Touch capability is no longer the wave of the future—it’s the way many of us navigate today. In case you haven’t noticed, human beings are touchy-feeling animals. We like to make good use of our fingers and opposable thumbs, and (or so my theory goes) we feel more in control of our world when we have a tactile sense that we are operating it correctly.
If you have a smartphone, you already know about touch. You tap the surface of your phone to dial a friend’s number, you swipe through photos, you pinch a webpage to make the print larger (so you can read it on that small screen). The gestures you’ll use on your tablet or multi-touch monitor are similar to the ones you’re probably already using on your smartphone, but for good measure (and for those readers who don’t go for the smartphones), let’s go through the gestures you’re likely to use most often in Windows 8.
Single Tap
You tap the screen to launch an app on the Windows 8 Start screen, select a setting, or choose an item to display.

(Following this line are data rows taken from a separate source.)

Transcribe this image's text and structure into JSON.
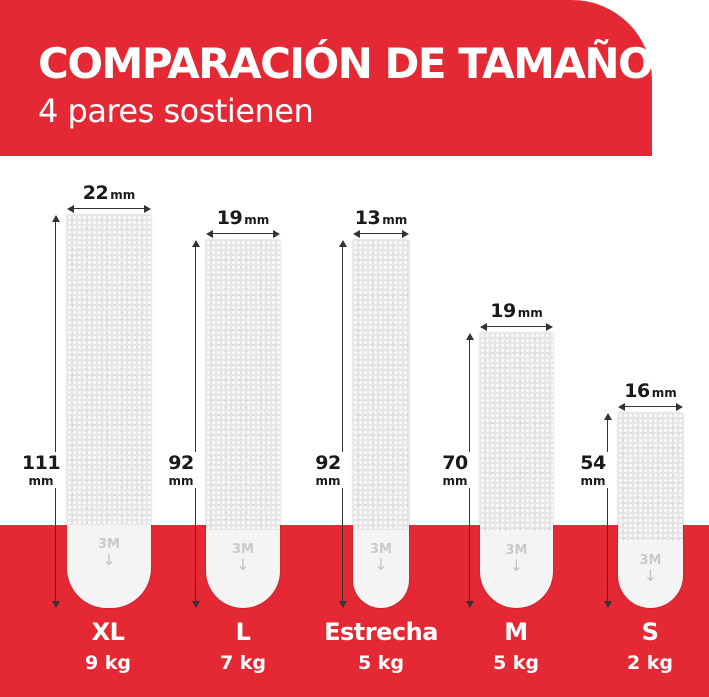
{
  "header": {
    "title": "COMPARACIÓN DE TAMAÑOS",
    "subtitle": "4 pares sostienen"
  },
  "colors": {
    "brand_red": "#e52934",
    "strip": "#f4f4f4"
  },
  "strip_logo": "3M",
  "strips": [
    {
      "size": "XL",
      "weight": "9 kg",
      "width_value": "22",
      "width_unit": "mm",
      "height_value": "111",
      "height_unit": "mm",
      "arrow_icon": "down-arrow-icon"
    },
    {
      "size": "L",
      "weight": "7 kg",
      "width_value": "19",
      "width_unit": "mm",
      "height_value": "92",
      "height_unit": "mm",
      "arrow_icon": "down-arrow-icon"
    },
    {
      "size": "Estrecha",
      "weight": "5 kg",
      "width_value": "13",
      "width_unit": "mm",
      "height_value": "92",
      "height_unit": "mm",
      "arrow_icon": "down-arrow-icon"
    },
    {
      "size": "M",
      "weight": "5 kg",
      "width_value": "19",
      "width_unit": "mm",
      "height_value": "70",
      "height_unit": "mm",
      "arrow_icon": "down-arrow-icon"
    },
    {
      "size": "S",
      "weight": "2 kg",
      "width_value": "16",
      "width_unit": "mm",
      "height_value": "54",
      "height_unit": "mm",
      "arrow_icon": "down-arrow-icon"
    }
  ]
}
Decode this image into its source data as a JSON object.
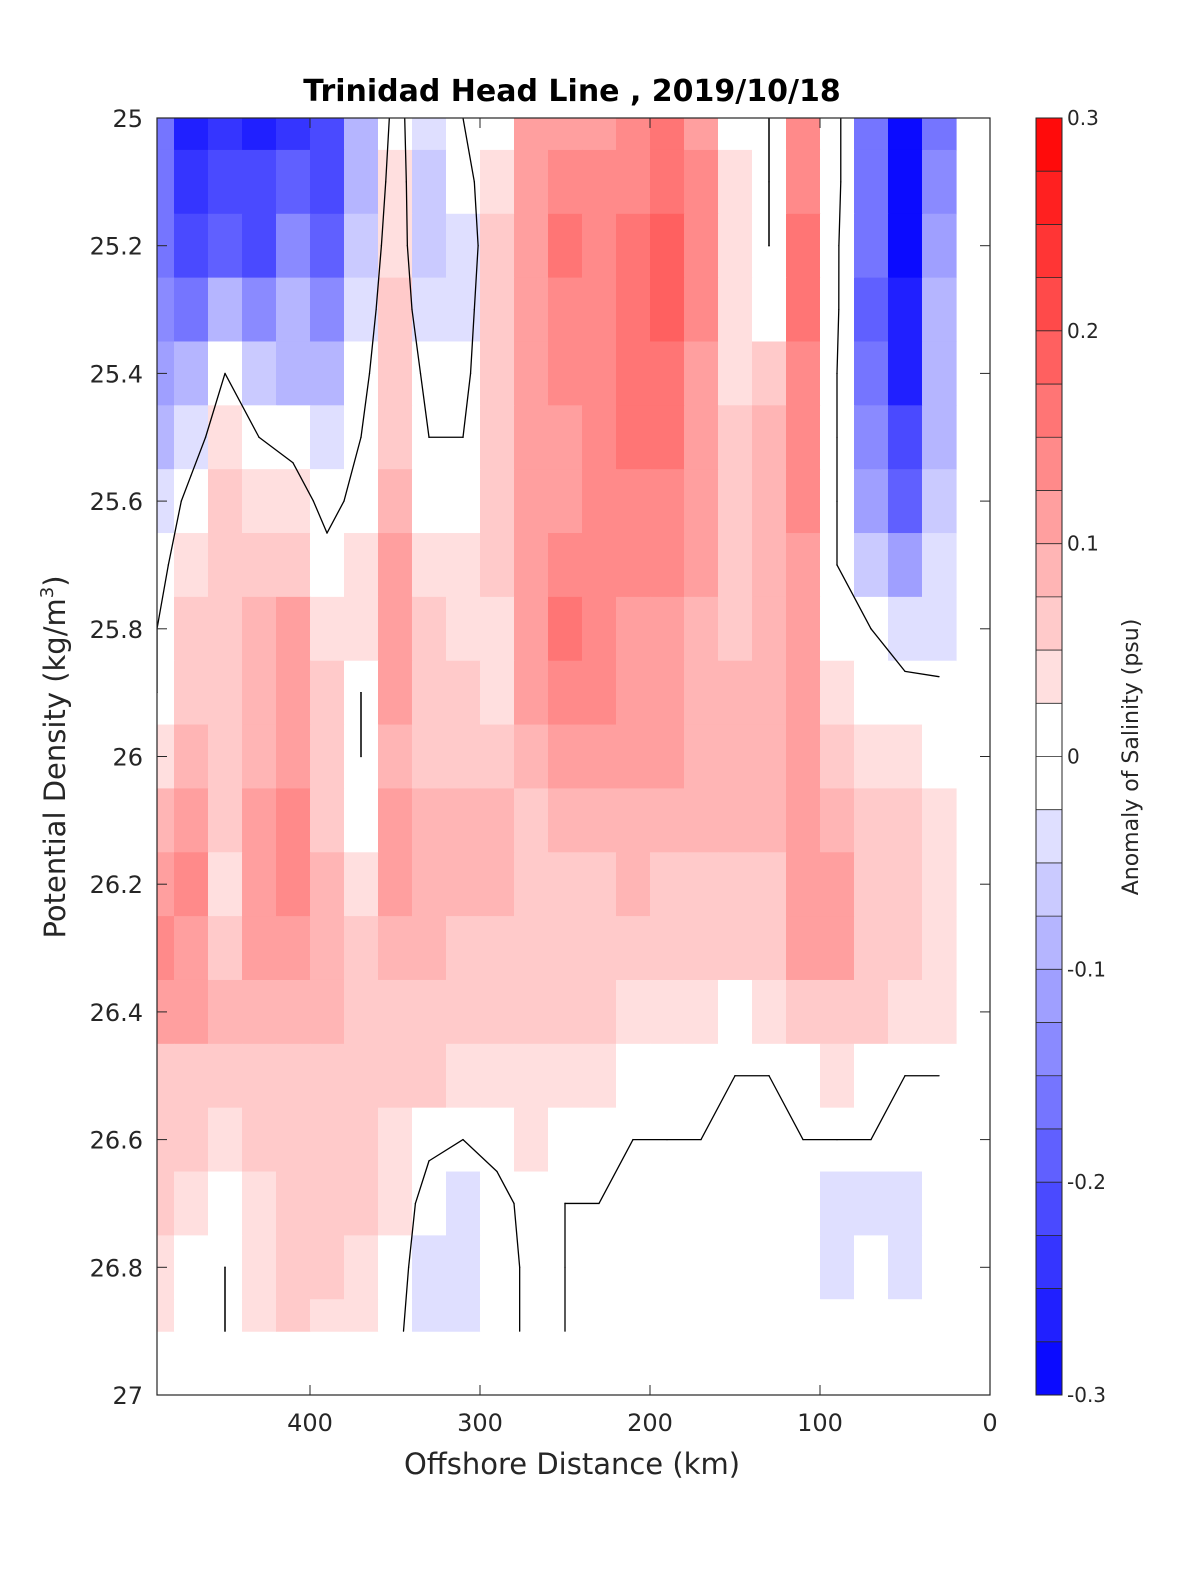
{
  "chart_data": {
    "type": "heatmap",
    "title": "Trinidad Head Line , 2019/10/18",
    "xlabel": "Offshore Distance (km)",
    "ylabel_main": "Potential Density (kg/m",
    "ylabel_sup": "3",
    "ylabel_end": ")",
    "colorbar_label": "Anomaly of Salinity (psu)",
    "x_reversed": true,
    "xlim": [
      0,
      490
    ],
    "ylim": [
      25,
      27
    ],
    "y_reversed": true,
    "x_ticks": [
      "400",
      "300",
      "200",
      "100",
      "0"
    ],
    "x_tick_values": [
      400,
      300,
      200,
      100,
      0
    ],
    "y_ticks": [
      "25",
      "25.2",
      "25.4",
      "25.6",
      "25.8",
      "26",
      "26.2",
      "26.4",
      "26.6",
      "26.8",
      "27"
    ],
    "y_tick_values": [
      25,
      25.2,
      25.4,
      25.6,
      25.8,
      26,
      26.2,
      26.4,
      26.6,
      26.8,
      27
    ],
    "colorbar_ticks": [
      "0.3",
      "0.2",
      "0.1",
      "0",
      "-0.1",
      "-0.2",
      "-0.3"
    ],
    "colorbar_tick_values": [
      0.3,
      0.2,
      0.1,
      0,
      -0.1,
      -0.2,
      -0.3
    ],
    "clim": [
      -0.3,
      0.3
    ],
    "levels": 24,
    "colormap": "blue-white-red",
    "contour_line_at": 0,
    "data_extent": {
      "x": [
        20,
        490
      ],
      "y": [
        25,
        26.9
      ]
    },
    "grid_x": [
      490,
      470,
      450,
      430,
      410,
      390,
      370,
      350,
      330,
      310,
      290,
      270,
      250,
      230,
      210,
      190,
      170,
      150,
      130,
      110,
      90,
      70,
      50,
      30
    ],
    "grid_y": [
      25.0,
      25.1,
      25.2,
      25.3,
      25.4,
      25.5,
      25.6,
      25.7,
      25.8,
      25.9,
      26.0,
      26.1,
      26.2,
      26.3,
      26.4,
      26.5,
      26.6,
      26.7,
      26.8,
      26.9
    ],
    "values": [
      [
        -0.16,
        -0.26,
        -0.24,
        -0.27,
        -0.24,
        -0.22,
        -0.1,
        0.02,
        -0.05,
        0,
        0.02,
        0.1,
        0.12,
        0.12,
        0.13,
        0.16,
        0.12,
        0.02,
        0,
        0.14,
        0.02,
        -0.16,
        -0.3,
        -0.16
      ],
      [
        -0.16,
        -0.24,
        -0.2,
        -0.22,
        -0.18,
        -0.2,
        -0.08,
        0.03,
        -0.06,
        -0.02,
        0.04,
        0.11,
        0.13,
        0.13,
        0.14,
        0.17,
        0.13,
        0.03,
        0,
        0.14,
        0.02,
        -0.16,
        -0.3,
        -0.14
      ],
      [
        -0.16,
        -0.2,
        -0.18,
        -0.2,
        -0.14,
        -0.18,
        -0.06,
        0.04,
        -0.07,
        -0.04,
        0.05,
        0.12,
        0.15,
        0.13,
        0.15,
        0.18,
        0.13,
        0.04,
        0,
        0.15,
        0.01,
        -0.17,
        -0.28,
        -0.12
      ],
      [
        -0.14,
        -0.16,
        -0.1,
        -0.14,
        -0.1,
        -0.15,
        -0.04,
        0.05,
        -0.05,
        -0.03,
        0.06,
        0.12,
        0.14,
        0.14,
        0.16,
        0.19,
        0.13,
        0.04,
        0.02,
        0.15,
        0.01,
        -0.18,
        -0.27,
        -0.1
      ],
      [
        -0.12,
        -0.1,
        0,
        -0.06,
        -0.08,
        -0.1,
        -0.02,
        0.06,
        -0.02,
        -0.02,
        0.07,
        0.12,
        0.13,
        0.14,
        0.16,
        0.17,
        0.12,
        0.04,
        0.06,
        0.14,
        0,
        -0.17,
        -0.25,
        -0.09
      ],
      [
        -0.08,
        -0.03,
        0.04,
        0,
        -0.02,
        -0.05,
        0,
        0.07,
        0,
        0,
        0.07,
        0.12,
        0.12,
        0.14,
        0.15,
        0.15,
        0.11,
        0.05,
        0.08,
        0.14,
        0,
        -0.15,
        -0.22,
        -0.08
      ],
      [
        -0.05,
        0.02,
        0.06,
        0.03,
        0.03,
        -0.02,
        0.02,
        0.08,
        0.02,
        0.02,
        0.06,
        0.12,
        0.12,
        0.14,
        0.14,
        0.14,
        0.11,
        0.06,
        0.08,
        0.13,
        0,
        -0.12,
        -0.18,
        -0.07
      ],
      [
        -0.02,
        0.04,
        0.06,
        0.06,
        0.07,
        0.02,
        0.04,
        0.1,
        0.04,
        0.03,
        0.05,
        0.12,
        0.14,
        0.14,
        0.13,
        0.13,
        0.1,
        0.06,
        0.08,
        0.12,
        0,
        -0.06,
        -0.12,
        -0.05
      ],
      [
        0,
        0.05,
        0.07,
        0.08,
        0.1,
        0.03,
        0.04,
        0.11,
        0.06,
        0.04,
        0.04,
        0.11,
        0.16,
        0.14,
        0.12,
        0.12,
        0.09,
        0.07,
        0.09,
        0.12,
        0.01,
        0,
        -0.04,
        -0.03
      ],
      [
        0,
        0.06,
        0.07,
        0.09,
        0.11,
        0.05,
        0,
        0.1,
        0.07,
        0.05,
        0.04,
        0.1,
        0.14,
        0.13,
        0.11,
        0.11,
        0.09,
        0.08,
        0.09,
        0.12,
        0.04,
        0.01,
        0.02,
        0.01
      ],
      [
        0.03,
        0.08,
        0.06,
        0.09,
        0.12,
        0.06,
        0,
        0.09,
        0.07,
        0.06,
        0.06,
        0.08,
        0.11,
        0.11,
        0.1,
        0.1,
        0.09,
        0.08,
        0.08,
        0.11,
        0.06,
        0.04,
        0.04,
        0.02
      ],
      [
        0.09,
        0.12,
        0.05,
        0.1,
        0.13,
        0.07,
        0.02,
        0.1,
        0.08,
        0.08,
        0.08,
        0.07,
        0.09,
        0.08,
        0.09,
        0.08,
        0.08,
        0.08,
        0.08,
        0.1,
        0.08,
        0.06,
        0.05,
        0.03
      ],
      [
        0.12,
        0.13,
        0.03,
        0.1,
        0.14,
        0.08,
        0.04,
        0.1,
        0.08,
        0.09,
        0.08,
        0.07,
        0.06,
        0.07,
        0.08,
        0.07,
        0.07,
        0.07,
        0.07,
        0.11,
        0.1,
        0.07,
        0.05,
        0.04
      ],
      [
        0.13,
        0.12,
        0.05,
        0.1,
        0.11,
        0.08,
        0.06,
        0.08,
        0.08,
        0.07,
        0.07,
        0.06,
        0.06,
        0.06,
        0.06,
        0.06,
        0.05,
        0.05,
        0.06,
        0.1,
        0.11,
        0.07,
        0.05,
        0.04
      ],
      [
        0.11,
        0.1,
        0.08,
        0.09,
        0.09,
        0.08,
        0.07,
        0.07,
        0.07,
        0.06,
        0.06,
        0.05,
        0.05,
        0.05,
        0.04,
        0.03,
        0.03,
        0.01,
        0.03,
        0.06,
        0.07,
        0.06,
        0.04,
        0.03
      ],
      [
        0.07,
        0.07,
        0.07,
        0.07,
        0.07,
        0.06,
        0.06,
        0.05,
        0.05,
        0.04,
        0.04,
        0.04,
        0.04,
        0.03,
        0.02,
        0.02,
        0.01,
        0,
        0,
        0.02,
        0.03,
        0.02,
        0,
        0
      ],
      [
        0.05,
        0.05,
        0.04,
        0.05,
        0.05,
        0.05,
        0.05,
        0.04,
        0.01,
        0,
        0.01,
        0.03,
        0.02,
        0.01,
        0,
        0,
        0,
        0,
        0,
        0,
        0,
        0,
        0,
        0
      ],
      [
        0.05,
        0.04,
        0.02,
        0.04,
        0.05,
        0.05,
        0.05,
        0.03,
        -0.02,
        -0.03,
        -0.01,
        0.01,
        0,
        0,
        0,
        0,
        0,
        0,
        -0.02,
        -0.02,
        -0.03,
        -0.03,
        -0.03,
        -0.01
      ],
      [
        0.04,
        0.02,
        0,
        0.03,
        0.05,
        0.05,
        0.04,
        0.02,
        -0.03,
        -0.05,
        -0.02,
        0.01,
        0,
        0,
        0,
        0,
        0,
        -0.01,
        -0.02,
        -0.02,
        -0.03,
        -0.02,
        -0.03,
        -0.01
      ],
      [
        0.04,
        0.02,
        0,
        0.03,
        0.05,
        0.04,
        0.03,
        0.01,
        -0.03,
        -0.04,
        -0.02,
        0.01,
        0,
        0,
        0,
        0,
        0,
        -0.02,
        -0.02,
        -0.02,
        -0.02,
        -0.02,
        -0.02,
        -0.01
      ]
    ]
  }
}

- Display the Windows 8 Start screen or the app with the option you want to select.
- Tap the display once quickly in the center of the tile or icon. If you’ve tapped an application on the Start screen, the program opens; if you tapped a setting or option, the item is selected or displays additional choices, if applicable.
Swipe Left
The swipe left gesture enables you to scroll screen quickly, from right to left and back again, and, if you’re using Internet Explorer to browse the web, up and down as well.
- Display the Windows 8 Start screen.
- Touch a point toward the right side of the Start screen and drag to the left. The screen scrolls to the left, displaying additional apps.
Swipe Right
You use the swipe right gesture to cycle through open apps in Windows 8.
- Display the Windows 8 Start screen.
- Launch at least two apps by tapping their tiles on the Start screen.
- Drag in from left to right and the first open app moves onto the Windows screen.
- Drag in from the left to right a second time to replace the first open app with the second. You can repeat this gesture as needed and also dock apps in the Start screen so that you can see more than one at one time.
Swipe Up and Down
Swiping down from the top and up from the bottom of the Windows 8 screen enables you to unlock your Lock screen, select or close apps, and choose options.
- To open the Windows 8 Lock screen, touch toward the bottom of the display.
Drag up and the Lock screen image scrolls up off the screen, displaying your login screen.
- Swipe down when you are using an app to display options related to that app.
Pinch Zoom
The Pinch Zoom gesture enables you to enlarge and reduce the size of the content on the screen. On the Start screen, for example, when you pinch your fingers together, you reduce the size of the tiles so that you can easily move them around or group them the way you want them. When you want to enlarge an area of the screen, you use your fingers to expand the area, and the screen magnifies along with your gesture.
Display the Start screen or the app you want to use.
- Reduce the size of the content displayed by placing your thumb and forefinger on the screen and “pinching” the area together.
- Enlarge an area of the screen by placing your thumb and forefinger together on the screen and expanding the distance between them.